Mars 2015 – Profession Sage-Femme /
Deux ans après son déploiement sur l’ensemble du territoire français, le PRADO se cherche encore. S’il n’est plus question de remettre en cause sa pertinence, les modalités d’organisation et surtout de transmissions des informations entre maternités et sages-femmes laissent à désirer. Des problèmes qui semblent faciles à dépasser.

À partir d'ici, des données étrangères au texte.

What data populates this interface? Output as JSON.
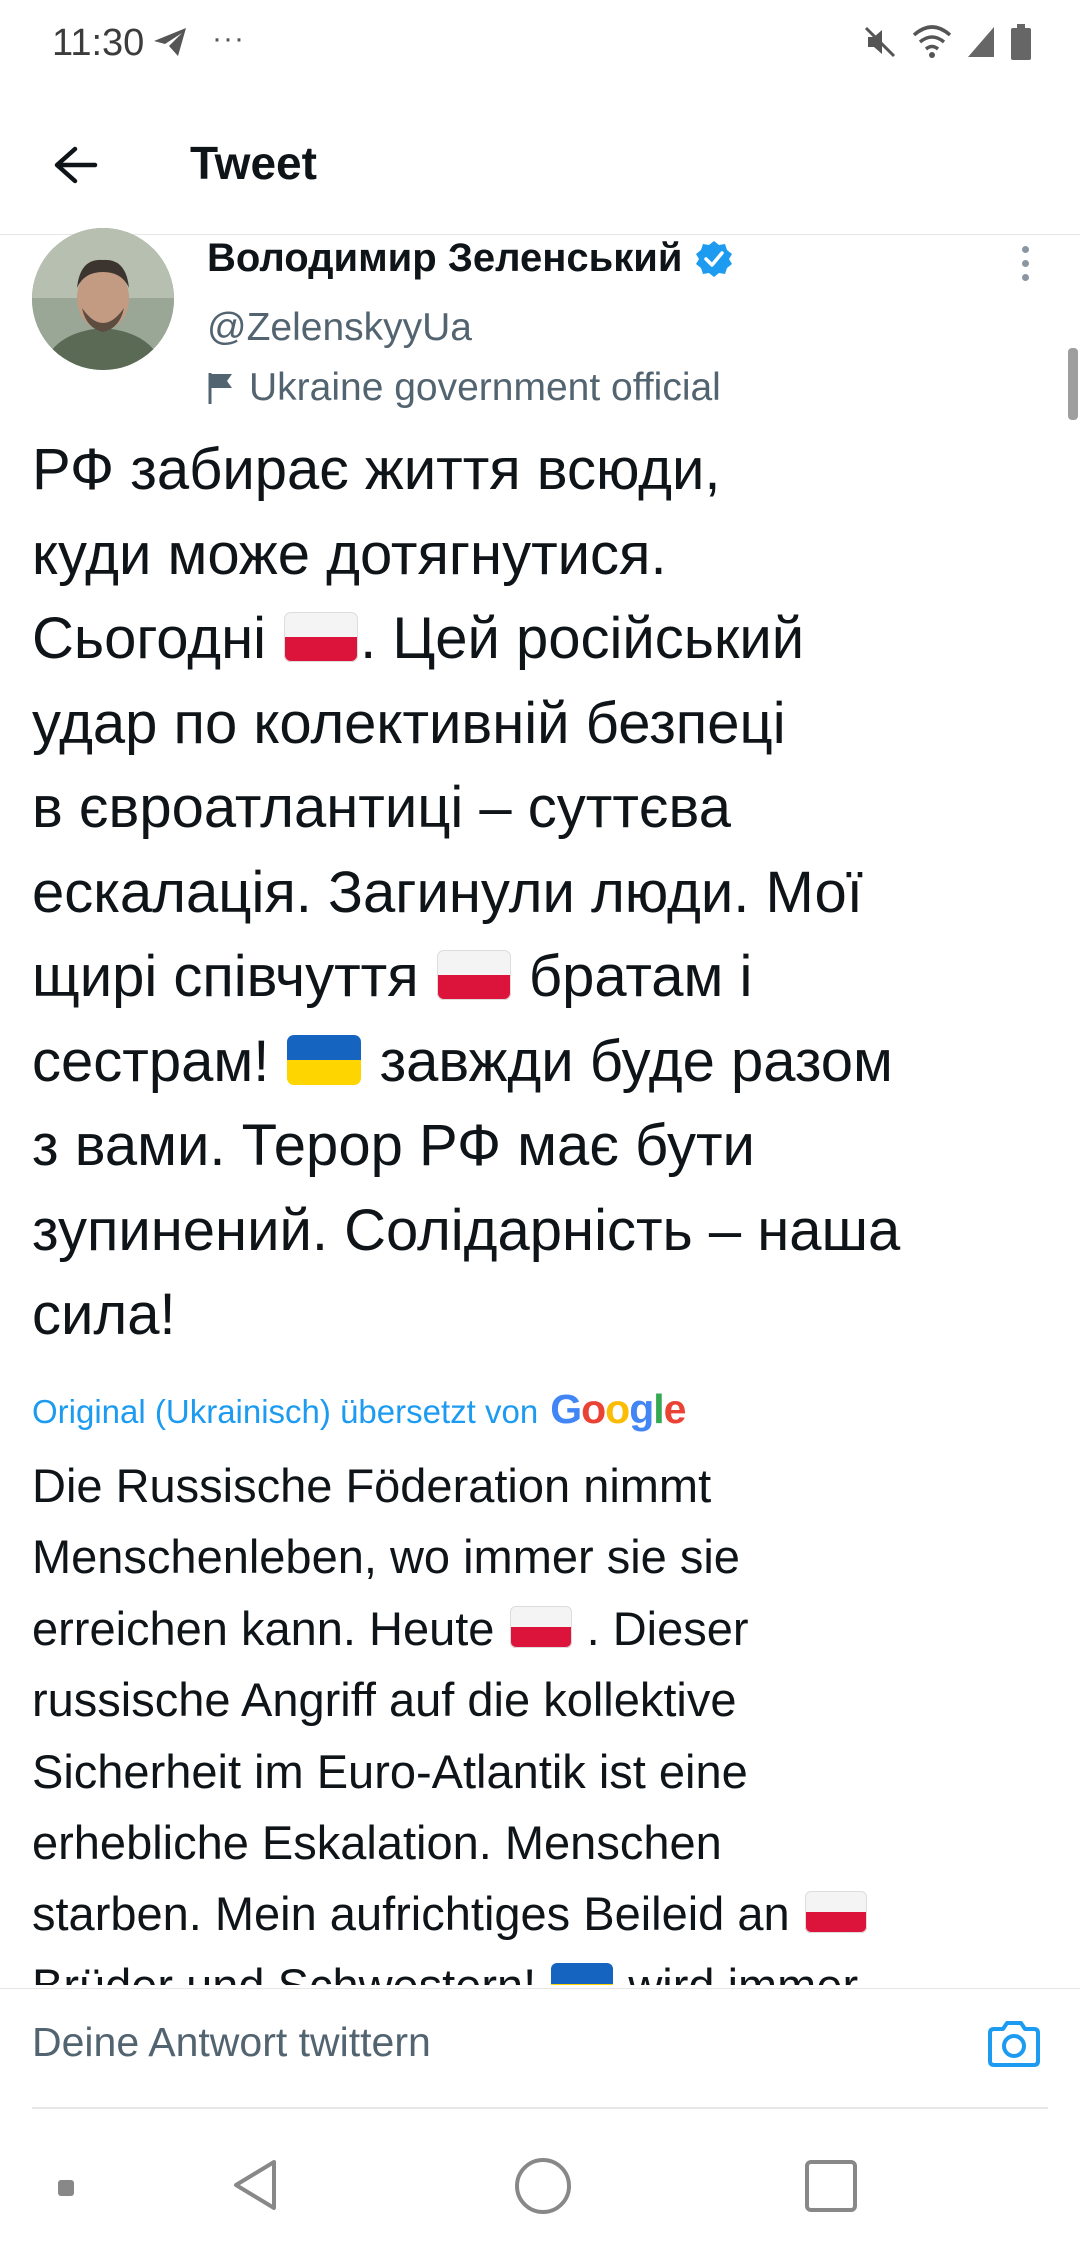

« Le PRADO est un programme de l’Assurance Maladie qui répond avant tout aux attentes des femmes qui se trouvaient très seules à leur sortie de la maternité », explique Marie-Josée Keller, présidente du Conseil National de l’Ordre des Sages-femmes. Selon une enquête téléphonique commandée par L’Assurance Maladie en septembre dernier, la note attribuée au programme par les mères participantes atteint 8,8/10. Ce qui démontre donc une assez bonne satisfaction de leur part. Par ailleurs, selon une évaluation réalisée en 2013, les femmes ayant bénéficié du PRADO ont reçu près de deux visites de sages-femmes, contre 0,47 pour les autres. Le programme permet ainsi de mettre en œuvre réellement les recommandations de la HAS qui prévoit, pour les sorties standard (J+72h à 96h), deux visites de sages-femmes, dont une idéalement dans les deux jours. Mais ce que ne disent pas toutes ces enquêtes, c’est le vécu même des sages-femmes libérales : comment vivent-elles au quotidien cette nouvelle activité organisée par l’Assurance Maladie ? Quelles en sont les contraintes, ou au contraire les avantages qu’elles en retirent ? Tentative d’éclaircissement à travers le témoignage de quelques unes d’entre elles.

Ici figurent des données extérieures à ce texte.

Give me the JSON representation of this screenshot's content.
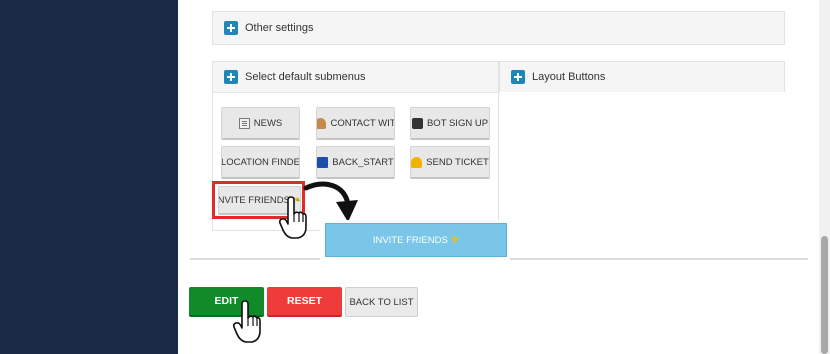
{
  "panels": {
    "other_settings": "Other settings",
    "select_default_submenus": "Select default submenus",
    "layout_buttons": "Layout Buttons"
  },
  "submenu_buttons": [
    {
      "label": "NEWS",
      "icon": "news-icon"
    },
    {
      "label": "CONTACT WIT",
      "icon": "contact-icon"
    },
    {
      "label": "BOT SIGN UP",
      "icon": "bot-icon"
    },
    {
      "label": "LOCATION FINDE",
      "icon": ""
    },
    {
      "label": "BACK_START",
      "icon": "back-icon"
    },
    {
      "label": "SEND TICKET",
      "icon": "bell-icon"
    }
  ],
  "invite_button": {
    "label": "INVITE FRIENDS",
    "icon": "gift-icon"
  },
  "dragging_button": {
    "label": "INVITE FRIENDS",
    "icon": "gift-icon"
  },
  "actions": {
    "edit": "EDIT",
    "reset": "RESET",
    "back": "BACK TO LIST"
  },
  "colors": {
    "sidebar": "#1c2b45",
    "accent_plus": "#1e86b9",
    "edit": "#118a2a",
    "reset": "#f03b3b",
    "highlight_border": "#e22a2a",
    "drag_ghost": "#79c6e9"
  }
}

A chacune son organisation
Les consultations PRADO durent 45 à 90 minutes, c’est long et parfois compliqué à insérer dans le planning d’une libérale, sans compter les temps de déplacement jusqu’au domicile et le fait qu’il s’agit d’une activité en flux tendu (le premier rendez-vous doit être effectué dans les 24 à 48h après la sortie). Marion Berthier et Céline Tuttino, installées à Annecy témoignent : « Nous partageons le cabinet à deux. L’organisation est simple : chaque jour, l’une est au cabinet et l’autre en visites. Le problème, c’est qu’il n’y aucune garantie que celle qui est en extérieur aura suffisamment de rendez-vous pour remplir son planning. » Une situation comparable à Roanne, pour Madeleine Moyroud, présidente de l’Association nationale des sages-femmes libérales (ANSFL) : « nous sommes quatre au cabinet et avons organisé un roulement entre nous. Chacune à notre tour, nous faisons une semaine de PRADO, en conservant quelques plages pour notre activité individuelle. Cependant, même si la région roannaise est sous dotée en libérales, il nous arrive d’avoir des trous dans notre activité PRADO, et donc en quelque sorte d’avoir une perte d’activité… »
Comment s’organisent celles qui pratiquent en solo ? « Dès mon installation en libérale en 2013 j’ai fait du PRADO, et j’ai testé à peu près toutes les organisations possibles !, raconte Mylène Hoppe, présidente de l’Association des sages-femmes libérales de Côte d’Or. Actuellement, je passe trois demi-journées par semaine au cabinet, et le reste en visites à domicile. Sur ce temps, j’essaye de me garder toujours au moins un créneau par jour pour faire du PRADO. D’une semaine à l’autre, c’est très irrégulier. » Quant à Sophie Foucher, installée à Cherbourg et ancienne présidente de l’Union Nationale et Syndicale des Sages-Femmes (UNSSF) : « Dans la journée je suis seule au cabinet, et je me réserve des créneaux entre midi et deux et le soir après 18h pour le PRADO. » Enfin, certaines ont décidé de ne faire que du post natal, comme Christine Le Masson, installée en libéral à Lille après sa retraite de la fonction hospitalière : « Je n’ai pas de cabinet et travaille en lien avec trois maternités lilloises, ce qui m’assure un volume d’activité suffisant pour ne faire quasiment que du PRADO, même si cela ne représente pas un temps plein. De plus, j’ai acquis du matériel comme un bilirubinomètre ce qui me permet aussi d’intervenir pour les sorties précoces. »
Pour remédier à ces problèmes d’organisations, les sages-femmes appellent à une meilleure communication avec les maternités, mais aussi entre elles. Certaines évoquent même la mise en place de planning de garde en quelque sorte.